Kimia Lab, University of Waterloo, Ontario, Canada; Huron Digital Pathology, St. Jacobs, ON, Canada.
Kimia Lab, University of Waterloo, Ontario, Canada; Vector Institute, MaRS Centre, Toronto, Canada.
Med Image Anal. 2020 Oct;65:101757. doi: 10.1016/j.media.2020.101757. Epub 2020 Jun 24.
With the emergence of digital pathology, searching for similar images in large archives has gained considerable attention. Image retrieval can provide pathologists with unprecedented access to the evidence embodied in already diagnosed and treated cases from the past. This paper proposes a search engine specialized for digital pathology, called Yottixel, a portmanteau for "one yotta pixel," alluding to the big-data nature of histopathology images. The most impressive characteristic of Yottixel is its ability to represent whole slide images (WSIs) in a compact manner. Yottixel can perform millions of searches in real-time with a high search accuracy and low storage profile. Yottixel uses an intelligent indexing algorithm capable of representing WSIs with a mosaic of patches which are then converted into barcodes, called "Bunch of Barcodes" (BoB), the most prominent performance enabler of Yottixel. The performance of the prototype platform is qualitatively tested using 300 WSIs from the University of Pittsburgh Medical Center (UPMC) and 2,020 WSIs from The Cancer Genome Atlas Program (TCGA) provided by the National Cancer Institute. Both datasets amount to more than 4,000,000 patches of 1000 × 1000 pixels. We report three sets of experiments that show that Yottixel can accurately retrieve organs and malignancies, and its semantic ordering shows good agreement with the subjective evaluation of human observers.

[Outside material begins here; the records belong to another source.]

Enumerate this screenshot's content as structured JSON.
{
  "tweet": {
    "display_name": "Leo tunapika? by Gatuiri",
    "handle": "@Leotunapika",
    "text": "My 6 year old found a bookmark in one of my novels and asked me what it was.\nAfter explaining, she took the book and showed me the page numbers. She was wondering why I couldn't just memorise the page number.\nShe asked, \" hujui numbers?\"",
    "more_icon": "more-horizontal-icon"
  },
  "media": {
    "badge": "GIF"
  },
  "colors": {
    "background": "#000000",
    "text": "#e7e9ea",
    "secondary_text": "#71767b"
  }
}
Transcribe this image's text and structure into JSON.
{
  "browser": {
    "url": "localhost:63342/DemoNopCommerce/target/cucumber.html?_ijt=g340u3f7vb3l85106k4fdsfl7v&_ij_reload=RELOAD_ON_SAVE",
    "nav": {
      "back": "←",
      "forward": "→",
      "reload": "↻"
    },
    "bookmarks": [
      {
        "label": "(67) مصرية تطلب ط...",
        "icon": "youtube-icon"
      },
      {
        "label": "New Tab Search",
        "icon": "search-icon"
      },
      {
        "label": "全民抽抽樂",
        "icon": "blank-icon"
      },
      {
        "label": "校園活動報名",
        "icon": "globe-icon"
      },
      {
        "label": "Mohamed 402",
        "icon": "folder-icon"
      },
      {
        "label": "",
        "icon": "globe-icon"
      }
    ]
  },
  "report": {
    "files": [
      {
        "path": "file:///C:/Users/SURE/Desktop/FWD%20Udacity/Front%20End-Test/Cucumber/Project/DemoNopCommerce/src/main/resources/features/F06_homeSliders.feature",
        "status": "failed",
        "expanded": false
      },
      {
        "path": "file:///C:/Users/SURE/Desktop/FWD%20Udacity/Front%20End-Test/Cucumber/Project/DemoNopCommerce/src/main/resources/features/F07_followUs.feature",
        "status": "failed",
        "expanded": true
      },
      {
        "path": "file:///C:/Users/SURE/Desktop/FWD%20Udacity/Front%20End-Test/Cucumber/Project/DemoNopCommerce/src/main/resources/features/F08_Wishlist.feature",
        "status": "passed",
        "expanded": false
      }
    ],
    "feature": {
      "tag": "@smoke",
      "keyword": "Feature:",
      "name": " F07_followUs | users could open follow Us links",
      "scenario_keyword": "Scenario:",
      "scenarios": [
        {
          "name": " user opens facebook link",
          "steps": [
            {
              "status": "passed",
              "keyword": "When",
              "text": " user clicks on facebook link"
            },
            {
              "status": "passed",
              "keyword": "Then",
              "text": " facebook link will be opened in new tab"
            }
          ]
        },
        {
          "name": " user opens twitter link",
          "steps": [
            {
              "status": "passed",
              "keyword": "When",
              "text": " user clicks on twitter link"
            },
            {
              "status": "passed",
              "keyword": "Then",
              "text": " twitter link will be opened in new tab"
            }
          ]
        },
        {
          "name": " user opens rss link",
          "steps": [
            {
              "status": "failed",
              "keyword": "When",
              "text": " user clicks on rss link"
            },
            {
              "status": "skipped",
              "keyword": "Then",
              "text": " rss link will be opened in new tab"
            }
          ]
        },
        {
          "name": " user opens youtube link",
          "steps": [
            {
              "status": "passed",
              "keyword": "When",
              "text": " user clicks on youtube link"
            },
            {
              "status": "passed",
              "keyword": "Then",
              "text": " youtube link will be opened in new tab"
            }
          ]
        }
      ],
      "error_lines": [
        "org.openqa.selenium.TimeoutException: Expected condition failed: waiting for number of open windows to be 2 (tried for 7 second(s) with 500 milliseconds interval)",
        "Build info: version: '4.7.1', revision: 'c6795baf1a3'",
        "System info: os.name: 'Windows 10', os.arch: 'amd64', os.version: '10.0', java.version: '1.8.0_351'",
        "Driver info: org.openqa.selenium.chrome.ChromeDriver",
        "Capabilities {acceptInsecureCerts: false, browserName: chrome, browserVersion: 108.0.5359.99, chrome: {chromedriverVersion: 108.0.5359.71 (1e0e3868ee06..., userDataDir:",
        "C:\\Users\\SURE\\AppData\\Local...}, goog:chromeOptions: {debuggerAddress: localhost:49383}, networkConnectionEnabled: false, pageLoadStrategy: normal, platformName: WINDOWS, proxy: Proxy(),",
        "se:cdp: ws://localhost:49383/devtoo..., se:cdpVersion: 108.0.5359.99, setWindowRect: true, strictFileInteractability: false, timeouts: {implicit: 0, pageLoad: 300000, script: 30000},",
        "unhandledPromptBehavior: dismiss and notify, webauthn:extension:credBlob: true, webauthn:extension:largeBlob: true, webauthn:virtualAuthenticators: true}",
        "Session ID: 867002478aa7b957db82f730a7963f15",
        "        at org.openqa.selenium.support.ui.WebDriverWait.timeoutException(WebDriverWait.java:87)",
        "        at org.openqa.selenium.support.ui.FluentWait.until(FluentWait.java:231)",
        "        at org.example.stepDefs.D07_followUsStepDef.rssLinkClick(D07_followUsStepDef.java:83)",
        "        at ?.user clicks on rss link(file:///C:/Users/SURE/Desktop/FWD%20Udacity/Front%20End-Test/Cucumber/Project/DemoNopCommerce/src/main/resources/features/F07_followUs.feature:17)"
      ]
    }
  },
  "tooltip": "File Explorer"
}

随着数字病理学的出现,在大型档案中搜索相似图像引起了相当大的关注。图像检索可以为病理学家提供前所未有的访问权限,使他们能够访问过去已经诊断和治疗过的病例中所包含的证据。本文提出了一种专门用于数字病理学的搜索引擎,称为 Yottixel,这是“一兆像素”的混合词,暗示了组织病理学图像的大数据性质。Yottixel 最令人印象深刻的特点是它能够以紧凑的方式表示全幻灯片图像 (WSI)。Yottixel 可以实时执行数百万次搜索,具有高搜索准确性和低存储配置文件。Yottixel 使用一种智能索引算法,能够用马赛克贴片表示 WSI,然后将贴片转换为称为“Bunch of Barcodes”(BoB)的条形码,这是 Yottixel 的最突出性能推动因素。使用来自匹兹堡大学医学中心 (UPMC) 的 300 张 WSI 和国家癌症研究所提供的癌症基因组图谱计划 (TCGA) 的 2020 张 WSI 对原型平台的性能进行了定性测试。这两个数据集总计超过 400 万个 1000 x 1000 像素的贴片。我们报告了三组实验,表明 Yottixel 可以准确地检索器官和恶性肿瘤,并且其语义排序与人类观察者的主观评估具有良好的一致性。